Zustimmung für Coronabürgerrat aus Ampelfraktionen

Berlin – Die Idee, die deutsche Coronapolitik in einem Bürgerrat aufzuarbeiten, bekommt Zustimmung aus den drei Ampelfraktionen. „Aus meiner Sicht wäre der Bürgerrat ein absolut geeigneter Ort für die Aufarbeitung des Umgangs mit der Coronapandemie“, sagte die SPD-Abgeordnete Marianne Schieder, dem Magazin Stern.
Sie verwies darauf, dass die repräsentative Zusammensetzung eines Bürgerrats die Gesellschaft widerspiegele und Menschen, die erheblich von den Maßnahmen betroffen gewesen waren, in die Aufarbeitung einbezogen werden könnten. „Wir als SPD-Bundestagsfraktion befürworten genau deshalb die Beauftragung des nächsten Bürgerrats mit diesem Thema“, sagte Schieder.
Einen Bürgerrat zu Corona hatte SPD-Fraktionschef Rolf Mützenich ins Gespräch gebracht. Bundeskanzler Olaf Scholz sagte vorgestern im Sommerinterview der ARD-Sendung „Bericht aus Berlin“, dieses Instrument sei ihm am sympathischsten.
Als „gutes Experiment“ des Bundestages habe das schon einmal geklappt. Ein erster Bürgerrat des Parlaments mit zufällig ausgewählten Teilnehmerinnen und Teilnehmern hatte kürzlich Empfehlungen zur Ernährungspolitik vorgelegt.
Grüne und FDP wollen über einen Coronabürgerrat hinaus die Einsetzung einer Enquete-Kommission. „Ein Paket aus einem Bürgerrat und einer Enquetekommission halten wir für sachgerecht, damit wir für zukünftige ähnliche Situationen besser gerüstet sind“, sagte Grünen-Fraktionsvize Maria Klein-Schmeink dem Stern. Dazu befinde man sich in Abstimmung zwischen den Ampelfraktionen.

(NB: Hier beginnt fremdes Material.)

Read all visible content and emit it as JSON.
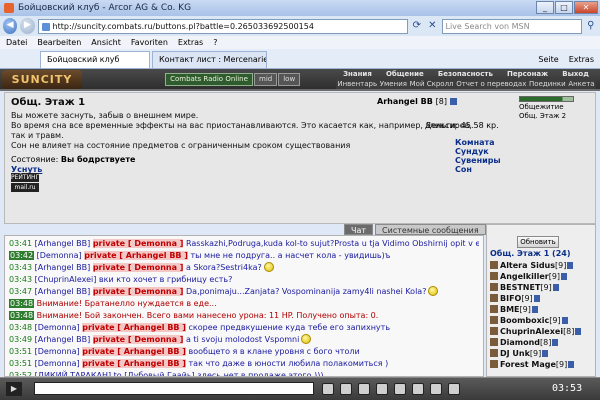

Der FDP-Gesundheitsexperte Andrew Ullmann hält eine Enquetekommission gar für „zwingend“ notwendig. „Ein Bürgerrat kann ergänzen, aber er kann niemals verbindliche Schlüsse ziehen“, sagte Ullmann dem Magazin. Die Verantwortung in der Coronapandemie habe bei den politischen Entscheidungsträgern gelegen, jetzt sei es die Verantwortung der Parlamentarier, die Entscheidungen zu prüfen und Schlüsse daraus zu ziehen.
„Es kann und darf nicht sein, dass wir als Parlamentarier die Verantwortung für das, was geschehen ist, an eine zusammengewürfelte Versammlung von Bürgerinnen und Bürgern abgeben“, betonte der FDP-Politiker.
Bundespräsident Frank-Walter Steinmeier drängte ebenfalls darauf, die Nachwirkungen der Pandemie aufzuarbeiten. „In der Coronazeit haben wir alle die Erfahrung gemacht, dass Vereinsamungs- und Entfremdungsprozesse stattgefunden haben. Dass innerhalb der Familien, Gemeinden, Nachbarschaften kaum noch miteinander gesprochen wurde. Auch der politische Dialog ist abgebrochen“, sagte er dem Bayerischen Rundfunk.
Ihm sei es ein Anliegen, „Gespräche in der Gesellschaft wieder zustande zu bringen. Das ist in der Tat notwendig.“ In der Pandemie seien „manche Unversöhnlichkeiten“ entstanden, die bis heute nachwirkten.